03 February 2009

Putting Their Heart into Marketing

On the morning of this 14th of February, at least 40 New England bookstores and 160 New England children's authors are teaming up to create a huge book-signing called "Kids {Heart} Authors."

This event was the brainchild of my writing-group colleague and friend Mitali Perkins (The Secret Keeper), with the input and cooperation of many other authors, illustrators, booksellers, and publishing pros. Gail Gauthier (A Girl, a Boy, and Three Robbers) wrote about her efforts here.

Among the many other folks participating are Laya Steinberg (All Around Me I See), Sarah Brannen (Uncle Bobby's Wedding), ACE Bauer (No Castles Here), Kay Kudlinski (Boy, Were We Wrong about the Solar System!) Pegi Dietz Shea (Patience Wright), Mark Tyler Nobleman (Boys of Steel), Susannah Reich (Painting the Wild Frontier), Nancy Werlin (Impossible), Susan Goodman (All in Just One Cookie), Melissa Stewart (A Place for Butterflies), Val Giogas (In My Backyard), Mary Brigid Barrett (Our White House), Nicole Tadgell (No Mush Today), Ed and Barbara Emberley (Drummer Hoff), Denise Ortakales (The Legend of the Old Man of the Mountain), and Linda Crotta Brennan (The Black Regiment of the American Revolution).

So far the joint marketing effort has attracted attention from Publishers Weekly, the American Booksellers Association, the Boston Globe book section, and of course Oz and Ends.
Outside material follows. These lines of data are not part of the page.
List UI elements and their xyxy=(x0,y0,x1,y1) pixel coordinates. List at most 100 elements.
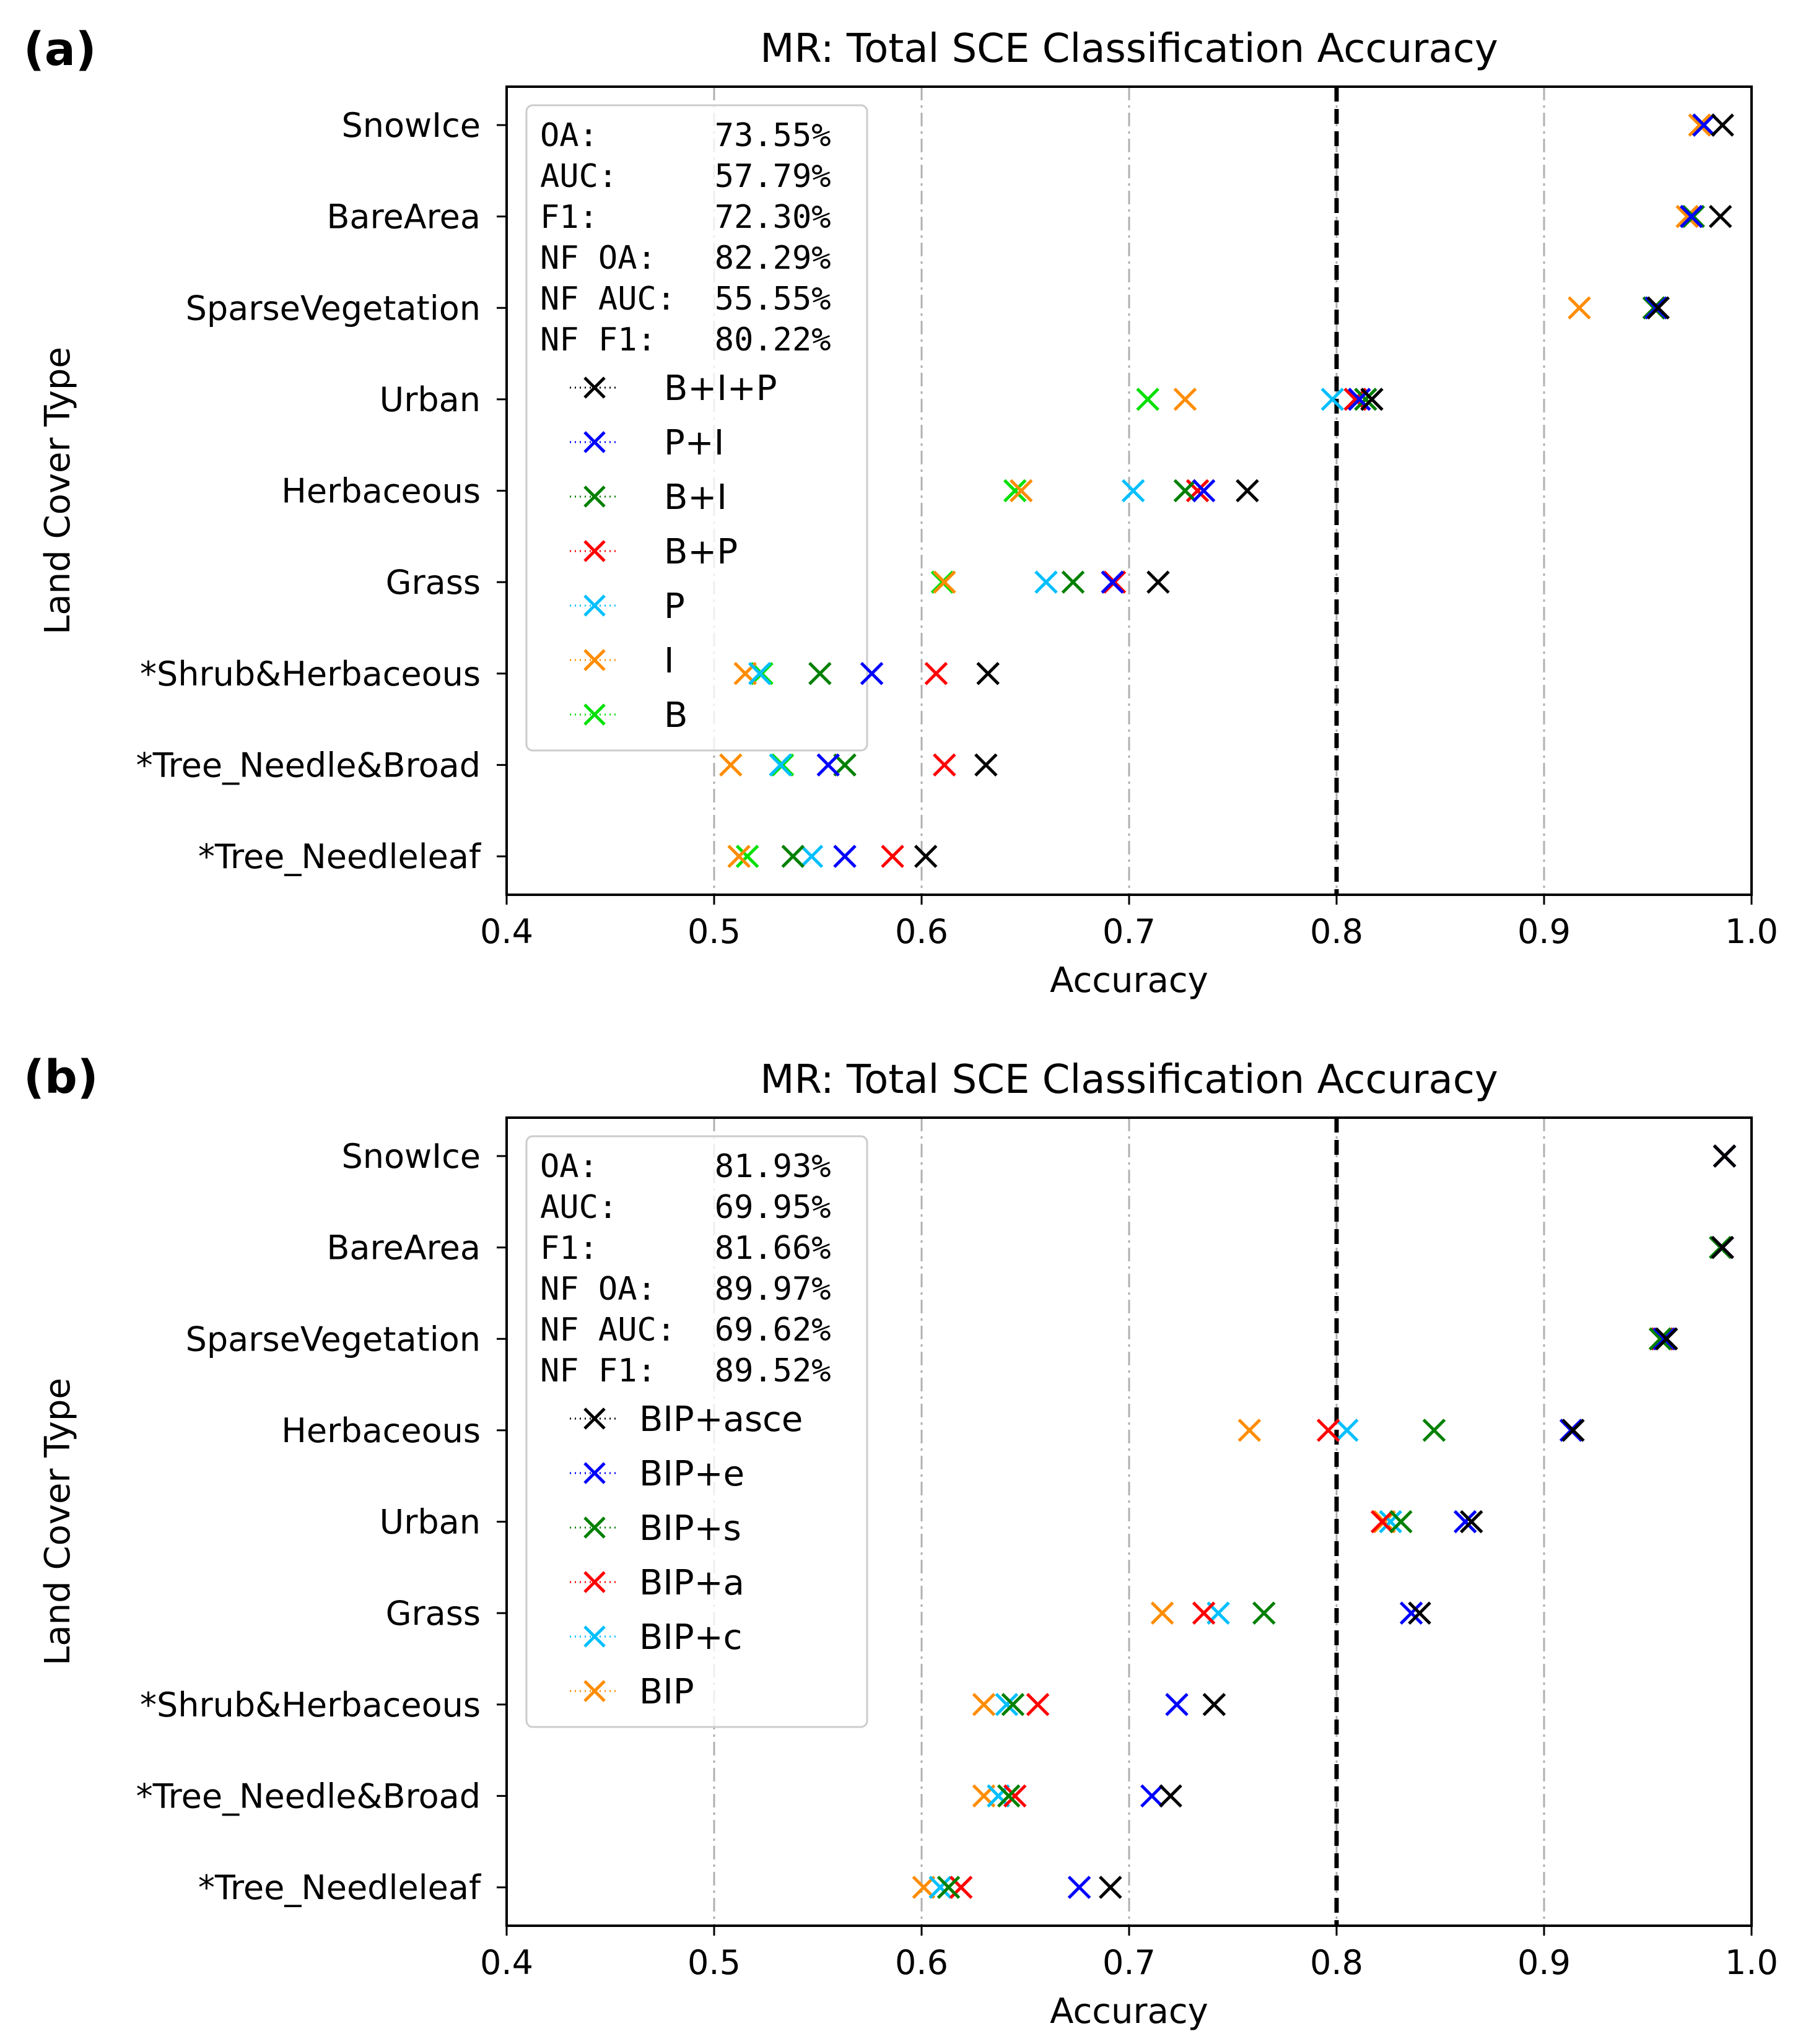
data-point xyxy=(912,1876,936,1899)
legend-marker xyxy=(583,1516,606,1539)
data-point xyxy=(1003,479,1027,503)
data-point xyxy=(1335,1419,1359,1442)
legend-label: B+I xyxy=(664,477,727,518)
panel-label: (b) xyxy=(24,1051,98,1104)
legend-marker xyxy=(583,703,606,726)
legend-marker xyxy=(583,649,606,671)
category-label: SnowIce xyxy=(341,106,481,145)
data-point xyxy=(1121,479,1145,503)
data-point xyxy=(833,753,857,777)
data-point xyxy=(1370,1510,1394,1534)
stat-line: OA: 73.55% xyxy=(540,117,831,154)
data-point xyxy=(1648,1327,1672,1351)
data-point xyxy=(1379,1510,1402,1534)
data-point xyxy=(1010,479,1033,503)
x-tick-label: 0.9 xyxy=(1517,1943,1571,1982)
data-point xyxy=(1688,113,1712,137)
legend-marker xyxy=(583,1625,606,1648)
legend-box xyxy=(525,104,868,752)
data-point xyxy=(924,661,948,685)
legend-box xyxy=(525,1135,868,1728)
data-point xyxy=(1459,1510,1483,1534)
data-point xyxy=(976,661,1000,685)
data-point xyxy=(816,753,840,777)
data-point xyxy=(1140,1784,1164,1808)
stat-line: F1: 72.30% xyxy=(540,199,831,236)
legend: OA: 81.93% AUC: 69.95% F1: 81.66% NF OA: 89… xyxy=(525,1135,868,1728)
legend: OA: 73.55% AUC: 57.79% F1: 72.30% NF OA: 82… xyxy=(525,104,868,752)
category-label: SparseVegetation xyxy=(186,289,481,328)
data-point xyxy=(1646,296,1670,320)
data-point xyxy=(1711,113,1734,137)
x-tick-label: 0.7 xyxy=(1102,1943,1156,1982)
data-point xyxy=(781,845,805,868)
data-point xyxy=(833,845,857,868)
data-point xyxy=(914,845,938,868)
chart-title: MR: Total SCE Classification Accuracy xyxy=(760,26,1498,72)
legend-label: BIP+e xyxy=(639,1454,744,1494)
data-point xyxy=(997,1784,1021,1808)
data-point xyxy=(1568,296,1591,320)
data-point xyxy=(1150,1601,1174,1625)
x-axis: 0.4 0.5 0.6 0.7 0.8 0.9 1.0 xyxy=(480,1926,1778,1982)
data-point xyxy=(1026,1692,1050,1716)
category-label: Urban xyxy=(380,1503,481,1542)
x-axis-label: Accuracy xyxy=(1050,1991,1208,2032)
legend-marker xyxy=(583,540,606,562)
category-label: SnowIce xyxy=(341,1137,481,1176)
data-point xyxy=(1101,570,1124,594)
x-tick-label: 0.8 xyxy=(1310,1943,1363,1982)
data-point xyxy=(1061,570,1085,594)
x-axis: 0.4 0.5 0.6 0.7 0.8 0.9 1.0 xyxy=(480,895,1778,951)
data-point xyxy=(1654,1327,1678,1351)
legend-label: BIP+c xyxy=(639,1617,742,1658)
data-point xyxy=(1003,1784,1027,1808)
data-point xyxy=(1316,1419,1340,1442)
y-axis: SnowIce BareArea SparseVegetation Herbaceou… xyxy=(136,1137,507,1907)
legend-entry: B+I+P xyxy=(570,368,777,409)
x-tick-label: 0.4 xyxy=(480,1943,533,1982)
data-point xyxy=(1173,388,1197,411)
data-point xyxy=(860,661,884,685)
panel-a: (a) MR: Total SCE Classification Accuracy… xyxy=(24,23,1778,1001)
data-point xyxy=(949,1876,973,1899)
data-point xyxy=(1680,204,1703,228)
data-point xyxy=(972,1692,996,1716)
data-point xyxy=(1408,1601,1431,1625)
y-axis-label: Land Cover Type xyxy=(38,347,78,635)
data-point xyxy=(995,1692,1019,1716)
data-point xyxy=(1173,479,1197,503)
chart-title: MR: Total SCE Classification Accuracy xyxy=(760,1057,1498,1103)
legend-entry: B+I xyxy=(570,477,727,518)
legend-label: B+I+P xyxy=(664,368,777,409)
data-point xyxy=(1001,1692,1025,1716)
data-point xyxy=(1146,570,1170,594)
legend-marker xyxy=(583,1680,606,1702)
category-label: BareArea xyxy=(326,1229,481,1268)
stat-line: NF F1: 80.22% xyxy=(540,321,831,359)
legend-entry: BIP xyxy=(570,1672,694,1712)
panel-label: (a) xyxy=(24,23,97,76)
data-point xyxy=(933,753,956,777)
stat-line: NF F1: 89.52% xyxy=(540,1352,831,1389)
category-label: *Tree_Needleleaf xyxy=(198,837,482,876)
category-label: *Shrub&Herbaceous xyxy=(140,1685,481,1724)
x-tick-label: 0.4 xyxy=(480,912,533,951)
category-label: Grass xyxy=(386,1594,481,1633)
data-point xyxy=(1192,1601,1216,1625)
data-point xyxy=(1099,1876,1122,1899)
legend-entry: BIP+c xyxy=(570,1617,742,1658)
x-tick-label: 1.0 xyxy=(1725,1943,1778,1982)
legend-entry: I xyxy=(570,641,674,681)
data-point xyxy=(1136,388,1159,411)
legend-label: BIP+asce xyxy=(639,1399,803,1440)
x-tick-label: 0.7 xyxy=(1102,912,1156,951)
x-tick-label: 0.6 xyxy=(895,1943,948,1982)
legend-marker xyxy=(583,431,606,453)
legend-entry: BIP+e xyxy=(570,1454,744,1494)
data-point xyxy=(1343,388,1367,411)
x-tick-label: 0.8 xyxy=(1310,912,1363,951)
category-label: *Tree_Needle&Broad xyxy=(136,746,481,785)
legend-label: BIP+s xyxy=(639,1508,741,1549)
data-points xyxy=(912,1144,1737,1899)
It's a curious sort of press attention, prompted by the novelty of the marketing effort itself, before it's had time to work. I saw the same thing happen when another of my writing-group friends, Greg R. Fishbone (The Penguins of Doom), launched the Class of 2K7 with a bunch of other debut novelists, including Karen L. Day (No Cream Puffs).

Other examples include Mark Peter Hughes's cross-country drive with his family to promote Lemonade Mouth, and Brian Lies's customized bat-mobile for Bats at the Beach. (See, I know all these people, so I remember their marketing, and I'm going to grab this opportunity to bring up their names again.)
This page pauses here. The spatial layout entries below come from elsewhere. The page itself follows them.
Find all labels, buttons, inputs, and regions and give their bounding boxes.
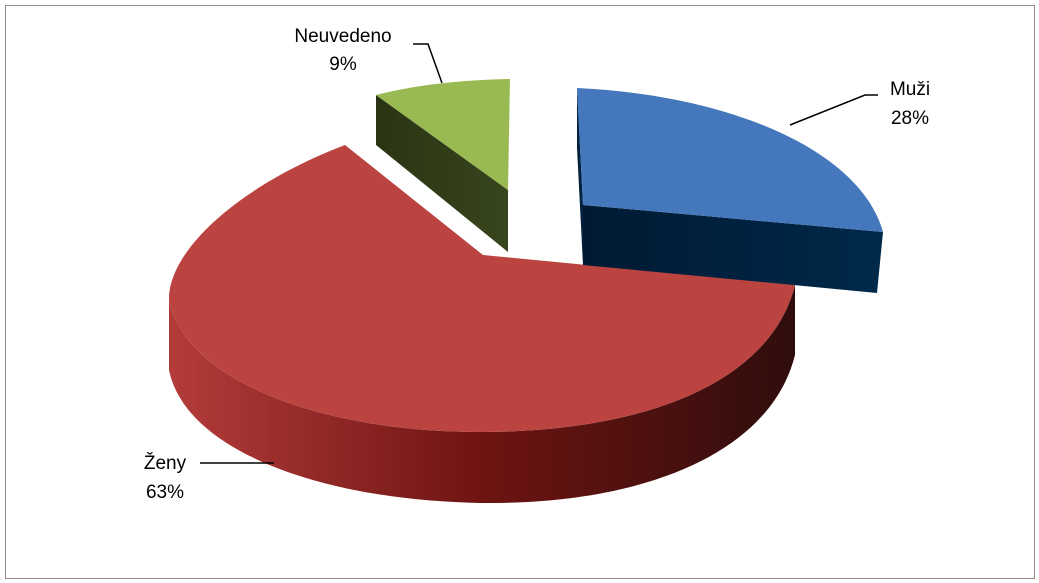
slice-neuvedeno	[376, 79, 510, 252]
slice-muzi-side-front	[577, 88, 583, 265]
label-zeny-value: 63%	[146, 482, 184, 503]
slice-muzi-top	[577, 88, 883, 232]
label-muzi-value: 28%	[891, 108, 929, 129]
slice-muzi-side	[583, 205, 883, 293]
slice-neuvedeno-side	[376, 95, 508, 252]
slice-zeny	[168, 145, 795, 504]
leader-line-neuvedeno	[413, 43, 443, 84]
label-muzi-name: Muži	[890, 79, 930, 100]
label-neuvedeno-name: Neuvedeno	[294, 26, 391, 47]
slice-neuvedeno-top	[376, 79, 510, 190]
label-zeny-name: Ženy	[144, 452, 187, 474]
slice-zeny-top	[168, 145, 795, 432]
label-neuvedeno-value: 9%	[329, 54, 357, 75]
slice-zeny-side	[169, 285, 795, 504]
leader-line-muzi	[789, 94, 878, 126]
slice-muzi	[577, 88, 883, 293]
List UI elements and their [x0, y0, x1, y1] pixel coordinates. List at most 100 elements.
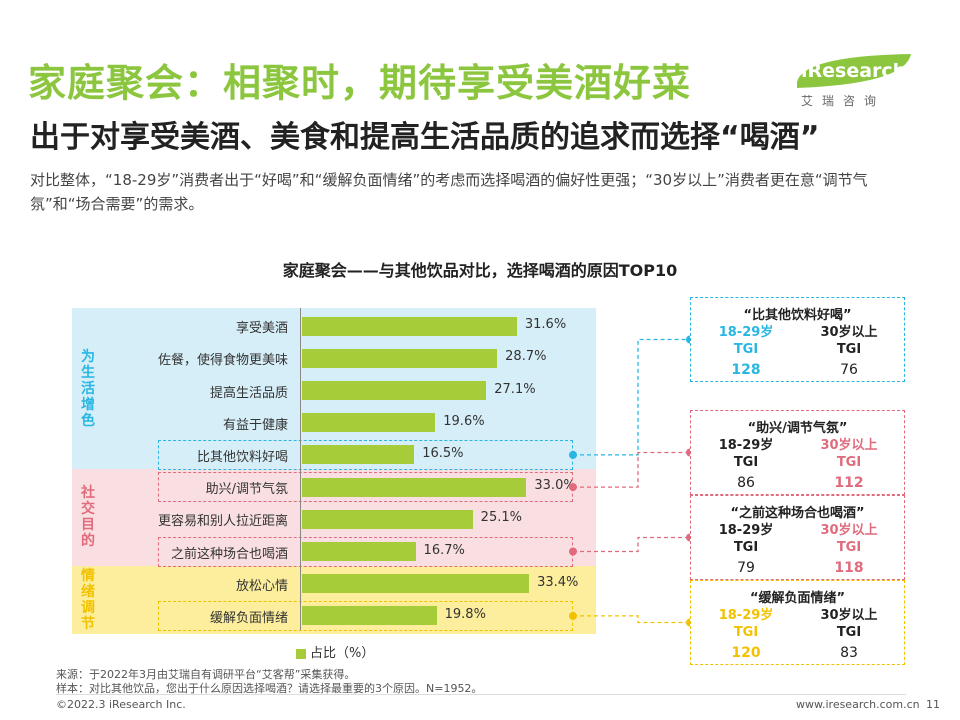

Unfortunately, the book industry is a lot better at celebrating authors' own marketing initiatives that measuring how well they worked. There just isn't enough money or time in book-publishing to do what other industries would consider rudimentary market research. A company eventually knows how many copies of a book it's sold, but very little about what made people buy it.

And, alas, once an author has done something new to market a book, then the next author who does the same thing gets much less attention--sometimes none. Even if it really worked the first time. All that wonderful industry attention for the novelty fades away.

4 comments:

Ryan MCFC said...

Thanks for mentioning this! My wife and myself will be participating at the Toadstool Bookshop in Milford, NH. We'll be discussing our book, Sword of the Ramurai, and the history of Moo-Cow Fan Club. Plus playing some games and encouraging everyone to read from our book in funny voices. PLUS we'll have an actual sword maker with an actual Katana (samurai sword) on hand to explain his craft! Come on out. Kids (heart) comics signings from 10-12 our talk from 1-2.

Carol Maltby said...

Curious thing about the titles mentioned in this posting -- almost all of them start with one of the shortest words of the phrase, and end with one of the longest.

Is this a Book Titling 101 practice, is it limited to children's books, or is it just noise being mistaken for signal?

J. L. Bell said...

I count eight titles that fit the pattern of starting with the shortest or tied-for-shortest word and ending with the longest or tied-for-longest.

Which leaves fourteen titles that don't.

Greg R. Fishbone said...

The industry rewards novelty, though I'd love to see Kids Heart Authors become an annual event. So cool.